Con la muerte de Julio Marenales se reduce aun más la expresión de aquel Uruguay que producía, como cosa natural, intelectuales excepcionales, políticos con principios, periodistas cultos, militantes solidarios, militares demócratas, revolucionarios coherentes, individuos íntegros.
El Viejo compartió esas cualidades de una época fermental y generosa que reaccionaba con su Adn artiguista ante el avance de la seguridad nacional, de las políticas fondomonetaristas y del vasallaje de los mercados a las trasnacionales. Producto de una izquierda que se confrontaba con ardor en sus diferentes tendencias, militante de un Partido Socialista que se orientaba hacia los trabajadores más desposeídos del Interior –los peones arroceros, los pescadores, los remolacheros, los cañeros–, Marenales hizo su opción por la lucha armada clandestina para crear condiciones revolucionarias.
En esa clandestinidad como guerrillero, en los cuarteles como prisionero y finalmente como dirigente de estructuras políticas legales, el Viejo optó por ofrecer ejemplos cotidianos a sus compañeros: descartaba airado cualquier privilegio en tanto fundador del Mln, reclamaba compartir los riesgos de las acciones militares; no dejaba de participar en los trabajos manuales, ya fuera construyendo un berretín o excavando el túnel de Punta Carretas; disfrutaba inventando herramientas; era consciente de la disciplina, personal y política; cuando fuera necesario disparaba juicios que revelaban la sólida formación teórica sin alharacas de entendido; y se apegaba inflexiblemente, en las discusiones de la dirección, a los principios que consideraba inviolables. También, ni que tal vez, se equivocaba, como cualquiera.
Esta actitud muchas veces era percibida como esquemática y simplista, pero en las distintas circunstancias de su larga vida demostró la importancia y el valor de permanecer coherente, un capital hoy depreciado.
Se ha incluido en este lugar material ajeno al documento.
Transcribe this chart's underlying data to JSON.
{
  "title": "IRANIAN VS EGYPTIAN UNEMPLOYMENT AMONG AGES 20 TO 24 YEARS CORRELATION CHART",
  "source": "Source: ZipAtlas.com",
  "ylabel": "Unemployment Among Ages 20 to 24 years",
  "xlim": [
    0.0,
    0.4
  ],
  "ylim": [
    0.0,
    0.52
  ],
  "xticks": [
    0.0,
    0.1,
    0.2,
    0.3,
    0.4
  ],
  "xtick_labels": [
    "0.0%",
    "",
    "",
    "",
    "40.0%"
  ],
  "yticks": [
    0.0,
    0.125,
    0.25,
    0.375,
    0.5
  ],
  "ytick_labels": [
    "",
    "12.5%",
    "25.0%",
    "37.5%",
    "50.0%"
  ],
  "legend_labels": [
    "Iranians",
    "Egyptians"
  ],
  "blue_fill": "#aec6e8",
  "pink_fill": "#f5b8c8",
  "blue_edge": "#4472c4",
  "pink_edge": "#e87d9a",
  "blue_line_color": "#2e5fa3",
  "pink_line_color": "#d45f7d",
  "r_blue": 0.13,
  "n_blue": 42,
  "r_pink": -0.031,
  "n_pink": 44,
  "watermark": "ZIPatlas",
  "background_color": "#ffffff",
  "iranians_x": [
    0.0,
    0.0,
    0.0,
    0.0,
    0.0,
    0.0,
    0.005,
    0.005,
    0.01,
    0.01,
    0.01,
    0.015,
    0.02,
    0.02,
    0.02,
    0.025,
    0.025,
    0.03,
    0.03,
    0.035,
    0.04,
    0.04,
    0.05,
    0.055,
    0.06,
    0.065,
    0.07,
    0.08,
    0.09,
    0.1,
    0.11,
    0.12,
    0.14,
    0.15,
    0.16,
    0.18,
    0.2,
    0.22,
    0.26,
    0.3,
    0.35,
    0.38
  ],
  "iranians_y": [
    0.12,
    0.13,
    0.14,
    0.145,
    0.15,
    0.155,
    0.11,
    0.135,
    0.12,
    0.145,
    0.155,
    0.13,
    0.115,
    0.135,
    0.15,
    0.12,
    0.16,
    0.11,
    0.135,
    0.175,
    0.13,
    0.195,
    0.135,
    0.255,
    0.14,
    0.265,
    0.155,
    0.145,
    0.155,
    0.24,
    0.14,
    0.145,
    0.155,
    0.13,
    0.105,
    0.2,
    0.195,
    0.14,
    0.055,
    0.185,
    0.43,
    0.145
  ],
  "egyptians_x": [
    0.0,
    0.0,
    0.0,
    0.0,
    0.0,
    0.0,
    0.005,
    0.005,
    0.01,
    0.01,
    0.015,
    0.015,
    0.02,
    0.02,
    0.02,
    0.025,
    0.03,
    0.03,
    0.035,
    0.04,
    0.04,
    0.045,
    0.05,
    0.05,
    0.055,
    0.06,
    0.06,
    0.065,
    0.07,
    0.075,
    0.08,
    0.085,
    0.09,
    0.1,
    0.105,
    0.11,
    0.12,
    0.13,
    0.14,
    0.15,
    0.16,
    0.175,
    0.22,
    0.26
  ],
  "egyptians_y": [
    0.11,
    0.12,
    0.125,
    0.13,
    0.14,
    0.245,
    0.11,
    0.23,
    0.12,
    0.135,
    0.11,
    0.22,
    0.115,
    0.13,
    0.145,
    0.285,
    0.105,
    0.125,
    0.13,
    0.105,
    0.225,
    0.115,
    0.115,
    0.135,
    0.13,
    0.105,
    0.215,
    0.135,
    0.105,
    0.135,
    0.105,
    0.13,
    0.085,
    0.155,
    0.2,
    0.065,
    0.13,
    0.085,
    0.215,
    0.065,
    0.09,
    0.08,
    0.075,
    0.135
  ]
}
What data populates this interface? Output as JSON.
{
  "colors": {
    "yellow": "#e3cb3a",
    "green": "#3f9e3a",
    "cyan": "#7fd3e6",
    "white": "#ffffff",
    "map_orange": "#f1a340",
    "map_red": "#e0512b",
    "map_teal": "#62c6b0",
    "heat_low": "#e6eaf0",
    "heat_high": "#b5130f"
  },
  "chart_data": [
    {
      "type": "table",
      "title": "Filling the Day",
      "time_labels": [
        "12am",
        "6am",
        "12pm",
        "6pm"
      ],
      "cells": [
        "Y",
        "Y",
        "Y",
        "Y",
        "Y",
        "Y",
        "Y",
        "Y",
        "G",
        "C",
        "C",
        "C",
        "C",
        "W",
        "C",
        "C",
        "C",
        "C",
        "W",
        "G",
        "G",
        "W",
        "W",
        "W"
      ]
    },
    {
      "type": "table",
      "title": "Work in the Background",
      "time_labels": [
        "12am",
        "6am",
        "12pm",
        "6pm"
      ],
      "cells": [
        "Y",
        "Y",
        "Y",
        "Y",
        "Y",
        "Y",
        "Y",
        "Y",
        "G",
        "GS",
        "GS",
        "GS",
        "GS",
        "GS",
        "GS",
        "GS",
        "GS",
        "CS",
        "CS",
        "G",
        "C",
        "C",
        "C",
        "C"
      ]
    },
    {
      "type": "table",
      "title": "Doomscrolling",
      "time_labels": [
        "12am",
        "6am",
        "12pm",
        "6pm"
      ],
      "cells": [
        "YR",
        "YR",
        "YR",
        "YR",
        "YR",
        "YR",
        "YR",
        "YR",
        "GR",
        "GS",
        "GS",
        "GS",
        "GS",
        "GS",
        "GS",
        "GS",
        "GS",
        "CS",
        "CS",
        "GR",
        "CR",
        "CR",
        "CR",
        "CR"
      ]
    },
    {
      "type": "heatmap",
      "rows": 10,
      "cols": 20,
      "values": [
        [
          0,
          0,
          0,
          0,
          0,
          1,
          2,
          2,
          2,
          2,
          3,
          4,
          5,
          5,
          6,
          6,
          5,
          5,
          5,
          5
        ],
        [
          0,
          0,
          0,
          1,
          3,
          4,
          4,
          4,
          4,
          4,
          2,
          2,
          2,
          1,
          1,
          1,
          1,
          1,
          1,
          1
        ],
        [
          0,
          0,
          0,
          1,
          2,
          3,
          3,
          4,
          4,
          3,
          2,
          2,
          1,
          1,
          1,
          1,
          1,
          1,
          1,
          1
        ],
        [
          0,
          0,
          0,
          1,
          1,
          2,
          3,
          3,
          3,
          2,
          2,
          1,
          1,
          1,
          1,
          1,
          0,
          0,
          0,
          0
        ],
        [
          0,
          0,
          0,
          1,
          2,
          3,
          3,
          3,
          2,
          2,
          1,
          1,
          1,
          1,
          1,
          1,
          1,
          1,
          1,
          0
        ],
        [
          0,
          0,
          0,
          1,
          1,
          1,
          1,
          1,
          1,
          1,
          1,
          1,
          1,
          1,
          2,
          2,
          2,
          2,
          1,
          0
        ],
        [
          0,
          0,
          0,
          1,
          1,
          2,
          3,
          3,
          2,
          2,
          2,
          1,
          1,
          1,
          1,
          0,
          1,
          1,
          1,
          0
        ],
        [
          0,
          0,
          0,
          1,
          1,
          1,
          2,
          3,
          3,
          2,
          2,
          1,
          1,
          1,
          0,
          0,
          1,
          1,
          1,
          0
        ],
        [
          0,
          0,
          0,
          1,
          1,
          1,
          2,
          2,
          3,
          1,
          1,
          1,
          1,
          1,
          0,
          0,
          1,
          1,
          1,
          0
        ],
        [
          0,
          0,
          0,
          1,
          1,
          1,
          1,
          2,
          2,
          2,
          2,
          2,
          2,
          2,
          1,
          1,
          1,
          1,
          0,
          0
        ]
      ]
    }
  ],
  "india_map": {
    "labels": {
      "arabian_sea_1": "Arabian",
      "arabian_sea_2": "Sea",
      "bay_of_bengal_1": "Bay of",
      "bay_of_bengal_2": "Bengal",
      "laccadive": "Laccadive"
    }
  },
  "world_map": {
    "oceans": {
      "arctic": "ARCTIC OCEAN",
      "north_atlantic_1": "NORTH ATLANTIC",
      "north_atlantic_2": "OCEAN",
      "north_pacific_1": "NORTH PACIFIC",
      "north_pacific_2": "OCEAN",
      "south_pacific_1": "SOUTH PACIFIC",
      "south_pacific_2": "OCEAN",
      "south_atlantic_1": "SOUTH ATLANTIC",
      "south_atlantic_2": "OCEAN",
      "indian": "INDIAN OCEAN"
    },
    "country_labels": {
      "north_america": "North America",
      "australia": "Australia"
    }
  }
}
Su mirada siempre joven, su sonrisa y su carcajada inimitable en su espontaneidad, desmentían o atenuaban el costado duro, implacable, consigo mismo y con los demás, de una personalidad cincelada con las mismas herramientas de su oficio de escultor.
Murió víctima del precio que su oficio le fue cobrando a sus pulmones, en Salto, quizás en un destierro autoimpuesto por la brutal diferencia entre los ideales y objetivos que guiaron su vida y la realidad de un Uruguay conforme en su conservadurismo. Fue un hombre de su tiempo, ese sesentismo invariablemente denostado por los cortesanos del poder para encubrir su inclinación al vasallaje.